«Исчерна-багровый» дым как бы обволакивает «три круга» романа, подобно тому как «дракон» «обматывает хребет Девы» в «Сказке», и в итоге ведет к «задыханию» поэта Живаго. Сначала желто-багровый дым появляется в эпизоде, когда Стрельников решает идти на фронт: Неожиданное мерцание звезд затмилось, и двор с домом, лодкою и сидящим в ней Антиповым озарился резким, мечущимся светом
<…> Это, выбрасывая в небо клубы желтого, огнем пронизанного дыма, шел мимо переезда на запад воинский поезд, как они без счету проходили тут днем и ночью, начиная с прошлого года. (ч. 4, гл. 6). И по художественной логике романа, Стрельников, двойник Живаго, оказывается «заколдованным» этим «змеем поезда» (см. [Фатеева 2000, 173–197]).Следующий раз подобная цветовая картина возникает тогда, когда Живаго на фоне великолепия бытия наблюдает за митингом: За вороньими гнездами графининого сада показалась чудовищных размеров исчерна-багровая луна
. Сначала она была похожа на кирпичную паровую мельницу в Зыбушине, а потом пожелтела, как бирючевская железнодорожная водокачка (ч. 5, гл. 7).Символическое подобие «змея» возникает в доме Живаго и в разгар революционных боев на улицах Москвы: Скоро задымило так, что стало невозможно дышать.
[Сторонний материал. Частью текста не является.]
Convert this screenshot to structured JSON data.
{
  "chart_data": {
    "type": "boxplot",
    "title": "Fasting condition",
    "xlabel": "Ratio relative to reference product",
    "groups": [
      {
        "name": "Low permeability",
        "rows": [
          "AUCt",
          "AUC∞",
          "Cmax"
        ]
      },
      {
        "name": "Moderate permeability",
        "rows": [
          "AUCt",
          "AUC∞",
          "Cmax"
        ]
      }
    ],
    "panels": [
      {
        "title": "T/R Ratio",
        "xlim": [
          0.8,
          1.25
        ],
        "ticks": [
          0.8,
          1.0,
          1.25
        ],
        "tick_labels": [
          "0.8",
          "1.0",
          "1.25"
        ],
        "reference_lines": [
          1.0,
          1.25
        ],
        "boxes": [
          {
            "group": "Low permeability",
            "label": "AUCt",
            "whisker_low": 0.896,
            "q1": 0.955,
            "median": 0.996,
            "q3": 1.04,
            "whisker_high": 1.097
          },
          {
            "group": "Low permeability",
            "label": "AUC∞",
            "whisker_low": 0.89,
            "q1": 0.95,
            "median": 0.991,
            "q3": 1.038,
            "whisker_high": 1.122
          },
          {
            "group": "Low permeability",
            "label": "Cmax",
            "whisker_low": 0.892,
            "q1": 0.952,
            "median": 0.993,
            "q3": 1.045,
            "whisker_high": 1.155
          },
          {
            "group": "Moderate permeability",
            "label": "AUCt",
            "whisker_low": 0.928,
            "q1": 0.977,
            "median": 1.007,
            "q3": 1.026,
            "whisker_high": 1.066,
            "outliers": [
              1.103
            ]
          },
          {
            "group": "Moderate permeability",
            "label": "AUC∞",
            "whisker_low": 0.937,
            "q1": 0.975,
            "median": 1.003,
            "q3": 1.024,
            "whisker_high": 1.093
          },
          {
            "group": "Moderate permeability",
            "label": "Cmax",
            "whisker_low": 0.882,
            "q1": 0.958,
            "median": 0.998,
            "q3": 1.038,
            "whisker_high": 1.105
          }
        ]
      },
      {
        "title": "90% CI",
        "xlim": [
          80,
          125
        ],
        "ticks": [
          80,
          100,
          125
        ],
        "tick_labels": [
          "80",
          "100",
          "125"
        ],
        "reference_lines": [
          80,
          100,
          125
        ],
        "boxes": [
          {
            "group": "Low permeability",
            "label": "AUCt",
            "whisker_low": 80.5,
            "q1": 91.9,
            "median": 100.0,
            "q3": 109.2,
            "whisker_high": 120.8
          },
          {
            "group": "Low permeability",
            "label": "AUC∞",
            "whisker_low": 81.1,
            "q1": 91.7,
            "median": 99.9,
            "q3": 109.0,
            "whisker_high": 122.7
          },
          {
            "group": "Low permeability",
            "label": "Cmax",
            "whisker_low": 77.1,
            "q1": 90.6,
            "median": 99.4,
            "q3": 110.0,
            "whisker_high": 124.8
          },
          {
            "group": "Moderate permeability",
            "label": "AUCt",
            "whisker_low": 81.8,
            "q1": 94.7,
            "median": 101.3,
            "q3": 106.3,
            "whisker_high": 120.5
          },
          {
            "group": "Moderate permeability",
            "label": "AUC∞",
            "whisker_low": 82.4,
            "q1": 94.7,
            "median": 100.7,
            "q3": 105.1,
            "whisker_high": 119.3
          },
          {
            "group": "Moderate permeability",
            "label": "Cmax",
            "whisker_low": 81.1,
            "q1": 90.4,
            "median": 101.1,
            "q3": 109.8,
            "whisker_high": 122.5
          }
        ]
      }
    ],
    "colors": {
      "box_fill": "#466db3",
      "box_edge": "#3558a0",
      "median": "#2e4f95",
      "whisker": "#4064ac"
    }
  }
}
Сильный ветер загонял дым назад в комнату. В ней стояло облако черной копоти, как сказочное чудище посреди дремучего бора
(ч. 6, гл. 7); Живаго в поисках выхода открыл форточку[120]. Затем у сына Живаго Саши открылся ложный круп и он начал задыхаться. Этот эпизод можно считать символическим предзнаменованием для семьи доктора.Серо-черно-огненные краски появляются у Пастернака и в эпилоге романа при описании Великой Отечественной войны; и эти краски теперь связаны с дочерью Живаго и Лары, которая так и не узнала своих родителей: Там сперва столбами и фонтанами, а потом ленивыми, отяжелевшими наплывами восходили к небу серые, черные, кирпично-красные, и дымно-огненные облака
поднятого на воздух мусора, расплывались, раскидывались султанами, рассеивались, оседали назад на землю (эпилог, ч. 16, гл. 3).И даже «конь» Живаго «утром серого
дня», когда он едет мимо «обледенелой водокачки», — это желтовато-дымчатая курчавая вятка (ч. 14, гл. 4). Этот «конь» и везет Живаго и Лару к «логовищу дракона» — оттуда Лара поедет уже одна вместе с «чудищем заурядности» Комаровским. Приезд Комаровского предвещал белый огонь, которым был объят и полыхал незатененный снег на свету месяца и который «ослепил» Живаго. «Полыхание месяца» озвучивало «утробно-скулящее» завывание «серых волков». В тот день, когда Комаровский увозит Лару, «месяц» также становится «серым»: Прямо над свесом крыши, точно воткнутый острием в снег, стоял и горел серым жаром по серпяному вырезу молодой, только что народившийся полумесяц. Хотя был еще день и совсем светло, у доктора было такое чувство, точно он поздним вечером стоит в темном дремучем лесу своей жизни. Такой мрак был у него на душе, так ему было печально. И молодой месяц предвестием разлуки, образом одиночества почти на уровне его лица горел перед ним (ч. 14, гл. 11). А когда Живаго вспоминает, что он наделал, отпустив Лару (свою «музу»), и видит перед собой то место, где позапрошлою ночью стояли волки, то краски темно-пунцового солнца на фоне синей линии сугробов постепенно приобретают оттенок багрово-бронзовых пятен зари (ч. 14, гл. 13).